Orbiting Dicta

26th Sunday of the Year: The Foul Air of Jealousy

It was a trying week, not merely because of the equinoctial storms that ravaged various areas of the planet, but the political upheavals in Washington, London, Paris, and elsewhere. Struggles for power, land, and wealth seem to be unusually widespread and disturbingly vicious.

Today’s readings from scripture coincidentally focus on jealousy.  Jealousy is another way of describing possessiveness.

Num. 11:25-29
Ps. 19
James 5:1-6
Mark 9:38-43,45,47-48

Jealousy is not the same as envy — which is resentment at another’s good fortune, or delight at their misfortune.  Traditionally, envy is reckoned one of the seven deadly sins.  But jealousy is worse.  It has led to all sorts of disasters, whether on grand international scales or in the personal sphere.

Even God is sometimes spoken of as jealous, as in the famous passage from the Book of Exodus— “I the Lord your God am a jealous God, visiting the iniquity of the parents upon the children to the third and the fourth generation of those who hate me, but showing steadfast love to thousands of those who love me and keep my commandments” [Ex. 20: 5 and 34:14].

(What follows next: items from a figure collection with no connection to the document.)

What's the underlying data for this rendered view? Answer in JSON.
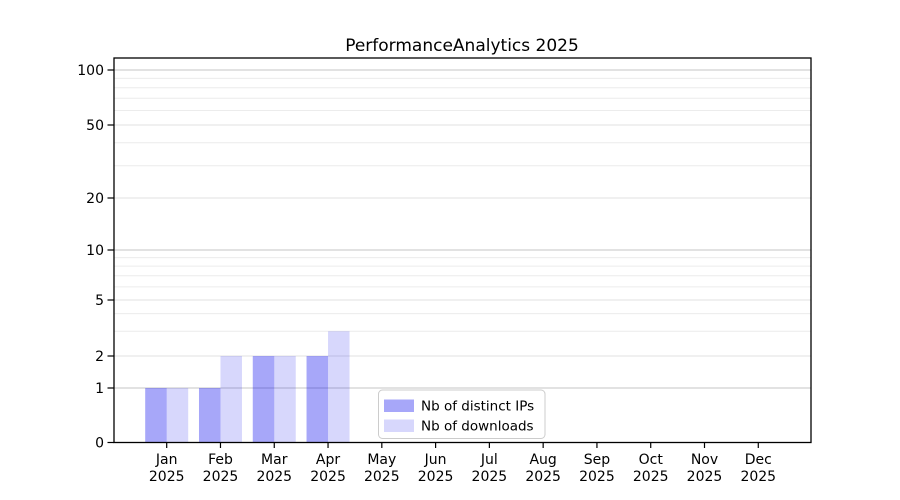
{
  "chart_data": {
    "type": "bar",
    "title": "PerformanceAnalytics 2025",
    "categories": [
      "Jan",
      "Feb",
      "Mar",
      "Apr",
      "May",
      "Jun",
      "Jul",
      "Aug",
      "Sep",
      "Oct",
      "Nov",
      "Dec"
    ],
    "category_year": "2025",
    "series": [
      {
        "name": "Nb of distinct IPs",
        "base_color": "#0000ee",
        "fill_opacity": 0.345,
        "rendered_hex": "#a8a8f9",
        "values": [
          1,
          1,
          2,
          2,
          0,
          0,
          0,
          0,
          0,
          0,
          0,
          0
        ]
      },
      {
        "name": "Nb of downloads",
        "base_color": "#0000ee",
        "fill_opacity": 0.155,
        "rendered_hex": "#d7d7fc",
        "values": [
          1,
          2,
          2,
          3,
          0,
          0,
          0,
          0,
          0,
          0,
          0,
          0
        ]
      }
    ],
    "y_axis": {
      "scale": "symlog-like (linear 0-1, log above 1)",
      "tick_values": [
        0,
        1,
        2,
        5,
        10,
        20,
        50,
        100
      ],
      "tick_labels": [
        "0",
        "1",
        "2",
        "5",
        "10",
        "20",
        "50",
        "100"
      ],
      "minor_values": [
        3,
        4,
        6,
        7,
        8,
        9,
        30,
        40,
        60,
        70,
        80,
        90
      ],
      "decade_values": [
        1,
        10,
        100
      ],
      "ylim": [
        0,
        117
      ]
    },
    "grid": "horizontal",
    "legend": {
      "position": "bottom-center-inside",
      "entries": [
        "Nb of distinct IPs",
        "Nb of downloads"
      ]
    },
    "colors": {
      "background": "#ffffff",
      "axis": "#000000",
      "grid_decade": "#c6c6c6",
      "grid_labeled": "#e2e2e2",
      "grid_minor": "#ececec",
      "legend_border": "#cccccc",
      "legend_background": "#ffffff"
    }
  }
}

But God’s jealousy is a very different matter.  It is human jealousy that poses the problem.  As we see in the story of Moses and the two elders, Eldad and Medad, good might come out of jealousy, but it is more likely to lead to disaster, as in the story of David and Bathsheba, or the adulterous relationship between Herod Antipas and his brother’s wife that led to the execution of John the Baptist. It’s truly the stuff of tragedy, perhaps nowhere more stunningly portrayed than in Shakespeare’s Othello:

I had rather be a toad
And live upon the vapour of a dungeon
Than keep a corner of the thing I love
For others’ uses….  (Othello III, 3, 268.)

In today’s Gospel, we see it in the attitude of Jesus’ disciples, who seemed to bicker a lot about who was greater or who got to sit closest to Jesus, or in this case, who had exclusive rights to healing ministries.  As usual, Jesus will have none of it.  The rest of the reading is largely a list of things Mark added that Jesus opposed.  The main point has to do with what might be called disciple rivalry.  Eldad and Medad all over again.

But we also see jealousy every day: in gang wars on the streets of Chicago and in the offices of corporations and universities, in spats and fights among children in the nursery, in the psychological warfare between spouses, and ultimately in pitiless immigrant-bashing and ethnic cleansing.  Some call it “road rage.” We have just seen it magnified in the battle over a seat on the high bench of the US Supreme Court. One doesn’t have to look too carefully to see the trail of the serpent of jealousy in the partisan politics that have so disfigured American politics for the last twenty years or more.  “Only our side is fit to rule…”

Jealousy is the desire to keep things only for oneself or someone’s group, not to share with others, and to resist any perceived threat to complete ownership or control, whether crude oil or a place in a line of traffic.  Envy is a very small and pale monster compared to the jealousy which is “cruel as the grave,” as we read in the Song of Songs [8:6.]

Both in literature and in life, jealousy often leads to violence and death, and this is where respect for diversity and especially diverse forms of living enters the picture.  The most important gift we have and have to share is life itself.  And it is our refusal to share that gift that ultimately defines the root of jealousy.

Which brings us back to the Letter of James, who clearly saw that the self-destructive character of jealousy lies in that refusal.  Money itself is not the problem, but the love of money is, a misplaced love that leads us to refuse to share our surplus with those in want.  And not just wealth: it can be anything.  The conflict between Jews and Arabs over control of the Holy Land, the carnage in Syria, Afghanistan, Myanmar, and here in the US as well. Even the NFL, international soccer, and the Olympic Games themselves have been contaminated by jealousy.

This is where respect for life enters the picture.  The most important gift we have and have to share is life itself.  And it is our refusal to share that gift that defines the ultimate root of jealousy.

The only remedy for jealousy, and that’s what today’s readings are really about, is generosity, and particularly in the form of love, justice, and compassion — not just for human beings everywhere, but for all life.  In fact, all creation.  It is in sharing the gift of life that we truly imitate the generosity of God, who is so jealous for all of us.  Only in God, in whom all things are one, can fierce jealousy and absolute generosity be the same.  The rest of us have to choose between them.  So let us pray for the strength and wisdom to choose mercy, peace, and a generous spirit.